Emily Barclay, The Writer

In September, STCSA stages Patrick Hamilton’s Victorian thriller Gaslight, which was written in 1938 and spawned the 1944 film starring Ingrid Bergman and Charles Boyer. Catherine Fitzgerald directs. “Geordie Brookman has done a great job in the past few years programming lots of classics that he has subverted in lots of interesting ways, by Shakespeare and Oscar Wilde and Chekhov and Ibsen. I thought it would be great to have a classic that’s a little more lowbrow!” says Butel with a laugh. “Catherine Fitzgerald who used to be the Artistic Associate of the company, and who ran Vitalstatistix for many years, had the fantastic idea of… turning it on its head [so that] we view the whole story through a more feminist lens, and so she’s going to twist a few things in the production that will give life to that. It was interesting to me that that word ‘gaslighting’ is such a huge part of our conversation now about gender politics and identity politics, but it’s derived from this 1930s crime melodrama about people deceiving other people into thinking that they’re crazy. I thought that’s an interesting way of tapping into the conversation, it’s theatrical and fun as well.”

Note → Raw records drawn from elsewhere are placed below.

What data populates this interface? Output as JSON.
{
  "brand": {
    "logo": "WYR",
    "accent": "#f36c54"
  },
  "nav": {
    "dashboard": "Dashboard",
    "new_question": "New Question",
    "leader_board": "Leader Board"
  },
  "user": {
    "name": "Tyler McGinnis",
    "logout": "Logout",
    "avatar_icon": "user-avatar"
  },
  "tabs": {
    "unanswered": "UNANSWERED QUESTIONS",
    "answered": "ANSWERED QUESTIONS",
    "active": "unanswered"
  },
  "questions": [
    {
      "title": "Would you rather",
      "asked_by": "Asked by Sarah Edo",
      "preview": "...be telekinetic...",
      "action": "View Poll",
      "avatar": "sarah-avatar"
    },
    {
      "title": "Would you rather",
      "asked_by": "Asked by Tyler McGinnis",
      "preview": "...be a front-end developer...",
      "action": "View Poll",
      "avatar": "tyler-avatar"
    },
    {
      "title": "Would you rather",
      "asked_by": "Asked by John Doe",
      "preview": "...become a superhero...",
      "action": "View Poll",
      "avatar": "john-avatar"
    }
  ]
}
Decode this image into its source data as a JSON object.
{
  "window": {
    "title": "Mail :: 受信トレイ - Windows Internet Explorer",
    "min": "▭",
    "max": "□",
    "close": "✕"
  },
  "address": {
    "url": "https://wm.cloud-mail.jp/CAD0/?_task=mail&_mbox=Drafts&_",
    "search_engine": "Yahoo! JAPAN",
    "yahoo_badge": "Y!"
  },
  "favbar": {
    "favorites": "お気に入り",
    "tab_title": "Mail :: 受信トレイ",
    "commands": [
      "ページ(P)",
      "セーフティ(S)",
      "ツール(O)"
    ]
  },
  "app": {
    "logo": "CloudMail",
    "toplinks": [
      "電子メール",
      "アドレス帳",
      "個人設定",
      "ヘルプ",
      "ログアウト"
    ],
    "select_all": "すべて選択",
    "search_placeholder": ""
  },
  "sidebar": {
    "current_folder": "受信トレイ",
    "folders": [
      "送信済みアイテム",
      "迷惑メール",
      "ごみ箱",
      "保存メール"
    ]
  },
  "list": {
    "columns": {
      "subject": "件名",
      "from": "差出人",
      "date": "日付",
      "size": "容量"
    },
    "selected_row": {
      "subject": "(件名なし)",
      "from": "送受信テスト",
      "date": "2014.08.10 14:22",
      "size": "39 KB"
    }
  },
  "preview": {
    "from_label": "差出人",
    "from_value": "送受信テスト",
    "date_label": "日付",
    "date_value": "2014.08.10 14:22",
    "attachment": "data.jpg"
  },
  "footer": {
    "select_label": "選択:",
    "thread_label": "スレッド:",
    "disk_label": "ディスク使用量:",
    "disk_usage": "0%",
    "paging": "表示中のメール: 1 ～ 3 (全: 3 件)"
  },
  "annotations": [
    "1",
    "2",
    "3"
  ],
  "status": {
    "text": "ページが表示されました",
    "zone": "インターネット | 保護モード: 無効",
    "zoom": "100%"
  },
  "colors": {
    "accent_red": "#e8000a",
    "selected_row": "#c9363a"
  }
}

The season ends in November with David Lindsay-Abaire’s razor-sharp comedy Ripcord in which two formidable women duke it out in a nursing home. Butel directs, with Nancye Hayes and Carmel Johnson as the two elderly rivals. “I’ve wanted to direct this play for years actually. It’s a great vehicle for two fantastic ladies of a certain age and Nancye, of course I adore. Nancye gave me my first leading job many years ago in The Fantastics,” he says.

Nancye Hayes, Ripcord

“The play is essentially set in a retirement village and there’s this very cantankerous, implacable, hardened woman living by herself in a room called Abby played by Nancye and this woman called Marilyn who’s all sunshine and lollipops and completely annoying to Abby and they have this bet. Nancye’s character says, ‘if I can make you angry, Miss Pollyanna, you’ve got to piss off,’ and the other one says ‘well, if I can scare you, Miss Implacable, not only do I not leave but I get the bed by the window’. A very simple kind of bet or game is set in motion but from that we spin into this vicious, black battle of wills. But at the same time it ultimately talks about friendship, second chances and what it is to reopen your heart when you’ve decided to close it. Their families get involved and it’s pretty nasty but fun for the audience.”

Perusing the entire program, Butel says: “You realise that getting a job like this, it’s not about you, you’re just a facilitator to what the audiences need to hear, so it’s been a real privilege.”